Making a Fundraising Plan


To ensure that your station gets the most value out of its fundraising efforts, it is important to develop a plan.

This begins with evaluating the station's current revenue raising activities before then selecting a strategy that will work best for that station. 

Evaluating current revenue sources

Before planning what you want to do next, it's important to look at what is currently happening in your station.

Evaluations can reveal issues such as:

  • too much time and resource being expended to obtain the revenue
  • problems with the reliability of the revenue source (it could be a one-off source of funding, dependant on the success of an application, or subject to variability in terms of how many people support the fundraising activity)
  • too many large expenses incurred in raising the revenue
  • the revenue raising activities are impacting adversely on other activities at the station (such as by taking staff and volunteers away from their normal tasks)
  • the revenue is not really benefiting the station or being used for what was intended

When embarking on a fundraising venture, consider the following questions:

  • Do you currently invest in training of volunteers or staff involved in revenue raising? Often the greatest limitation to the success of your fundraising will not be a lack of good ideas, but rather the lack of people to help. Think about how you recruit fundraisers, including volunteers, and how you build on their skills.
  • Do you evaluate the successes and mistakes you make in your fundraising activities?
  • Have you taken steps to build your ‘human capital’ along with your fundraising programs?
  • Have you tried to build support amongst other key sections of the organisation, such as the Board, other staff or volunteers so that they understand your revenue raising activities?

Selecting & recommending a fundraising campaign - Download our PDF icon Fundraising Planning Starter Guide.pdf.

Embarking on a large revenue raising campaign will require the support of the station management, including the Board, because it will impact on all levels of the station. Your job will be to convince them of the suitability and viability of the campaign.

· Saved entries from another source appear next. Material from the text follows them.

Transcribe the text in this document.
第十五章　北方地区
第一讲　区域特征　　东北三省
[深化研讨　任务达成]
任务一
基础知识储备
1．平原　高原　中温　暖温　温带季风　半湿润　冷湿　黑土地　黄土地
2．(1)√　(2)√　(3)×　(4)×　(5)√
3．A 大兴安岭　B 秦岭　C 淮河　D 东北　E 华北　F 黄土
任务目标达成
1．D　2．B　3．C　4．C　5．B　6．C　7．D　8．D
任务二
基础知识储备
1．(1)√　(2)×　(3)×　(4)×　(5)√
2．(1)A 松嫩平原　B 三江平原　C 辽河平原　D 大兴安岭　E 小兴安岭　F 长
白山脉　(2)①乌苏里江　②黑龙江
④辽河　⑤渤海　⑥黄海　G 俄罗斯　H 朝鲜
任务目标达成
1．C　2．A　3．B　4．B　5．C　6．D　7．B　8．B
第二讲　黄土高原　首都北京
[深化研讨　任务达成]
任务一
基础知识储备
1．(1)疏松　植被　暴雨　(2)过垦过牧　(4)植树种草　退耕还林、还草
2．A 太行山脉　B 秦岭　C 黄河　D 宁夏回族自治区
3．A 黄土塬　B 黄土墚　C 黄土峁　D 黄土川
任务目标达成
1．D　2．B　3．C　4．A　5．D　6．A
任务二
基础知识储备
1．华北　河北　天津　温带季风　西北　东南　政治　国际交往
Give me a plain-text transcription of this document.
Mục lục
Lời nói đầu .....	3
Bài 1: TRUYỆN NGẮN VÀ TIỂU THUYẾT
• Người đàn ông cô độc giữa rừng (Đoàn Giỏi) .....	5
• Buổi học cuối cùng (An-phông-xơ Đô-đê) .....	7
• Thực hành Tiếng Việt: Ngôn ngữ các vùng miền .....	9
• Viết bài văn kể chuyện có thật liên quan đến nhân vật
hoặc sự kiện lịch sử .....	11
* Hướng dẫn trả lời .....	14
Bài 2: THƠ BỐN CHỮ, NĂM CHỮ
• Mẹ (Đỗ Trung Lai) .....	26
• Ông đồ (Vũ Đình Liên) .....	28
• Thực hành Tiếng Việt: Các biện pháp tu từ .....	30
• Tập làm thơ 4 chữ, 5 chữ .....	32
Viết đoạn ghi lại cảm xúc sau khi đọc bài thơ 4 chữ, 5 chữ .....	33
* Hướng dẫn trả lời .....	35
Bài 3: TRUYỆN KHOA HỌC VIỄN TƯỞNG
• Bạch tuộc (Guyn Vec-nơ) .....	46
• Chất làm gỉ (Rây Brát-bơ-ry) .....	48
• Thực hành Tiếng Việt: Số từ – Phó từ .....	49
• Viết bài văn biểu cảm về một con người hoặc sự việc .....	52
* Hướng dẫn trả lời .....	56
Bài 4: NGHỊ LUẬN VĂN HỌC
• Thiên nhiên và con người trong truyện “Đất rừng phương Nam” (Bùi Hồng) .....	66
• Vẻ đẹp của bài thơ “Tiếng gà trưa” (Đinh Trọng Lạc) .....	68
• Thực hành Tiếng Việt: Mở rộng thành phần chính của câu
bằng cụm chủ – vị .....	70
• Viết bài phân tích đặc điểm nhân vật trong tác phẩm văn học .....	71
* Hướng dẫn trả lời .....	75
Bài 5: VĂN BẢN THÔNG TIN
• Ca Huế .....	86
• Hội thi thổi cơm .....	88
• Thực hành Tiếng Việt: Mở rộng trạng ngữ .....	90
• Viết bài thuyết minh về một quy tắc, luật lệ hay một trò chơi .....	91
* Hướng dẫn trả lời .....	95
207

There are a number of important things to outline when making your proposal, to show that you are across all the things that make up the fundraising campaign.

1. The Plan:
  • Why do you need to raise the revenue – i.e. for what purpose?
  • What do you intend to do?
  • How long will it take to organise the activity?
  • Who can help? Do you need to organise a fundraising committee?
  • How much do you expect to make?
  • Is it worth doing - will you bring in significantly more than you spend?
  • When do you need to raise the money by? Can you organise and complete the activity in time?
  • Do you need a fundraising licence?
2. Promotion:
  • How will you promote the campaign? Do you need any flyers, invitations or posters? How many? Who will design and print them?
  • Who will help with the promotion?
  • What other promotional activities will you need to develop?
3. Resources:
  • What are the costs involved in running the activity?
  • Do you have enough people who will be able to help?
  • How many volunteers or staff will need to be involved?
  • Who will handle and account for the money raised (and expended in the fundraising activity).
  • What equipment will you need?
  • Will you need to hire a venue? Will this be easy to do?
4. The Risks:
  • Are there any identifiable risks associated with your fundraising activity?
  • Will you need any licences or permissions for your activity?
  • Do you have adequate insurance?
5. The Outcomes:
  • You will need to be sure that your proposal has clear and measurable outcomes.
  • Are you assured of success in raising funds through this approach?
  • Will the benefits of this approach outweigh the amount of money, time and resources outlaid in planning and implementing this activity?

Having this clear understanding of your proposed fundraising activities will ensure you can appropriately brief all key stakeholders, including your board and volunteers, and gain the support you need to carry out a successful fundraising campaign.

Setting budgets

Any fundraising activity or campaign will have costs associated with it. These costs could include real ones, such as the cost of printing promotional brochures or hiring a venue for an event. But there may also be hidden costs in terms of the time and resources required to plan and manage a fundraising event, especially if you are using volunteers and staff who currently have other responsibilities and duties at the station.

Some of the costs may be fixed (such as the cost of a newspaper advertisement for a fundraising event) and some may be variable (such as the cost of grants writing consultants paid by the hour).

It is essential that you carefully consider all the possible costs involved. If necessary, get quotes from suppliers to make sure that you budget appropriately and accurately.

Depending on the kind of fundraising activity you’re engaged in, the income you receive may also be dependant on a range of external factors. For example, a fundraising event may depend on ticket sales, but attendance may be affected by factors such as wet weather or another conflicting community event. You need to take these into account when setting the budget.

When developing your budget, accurately estimate how much income your fundraising activities will most likely raise. Avoid the temptation of overestimating possible sales, subscriptions, donations or attendance.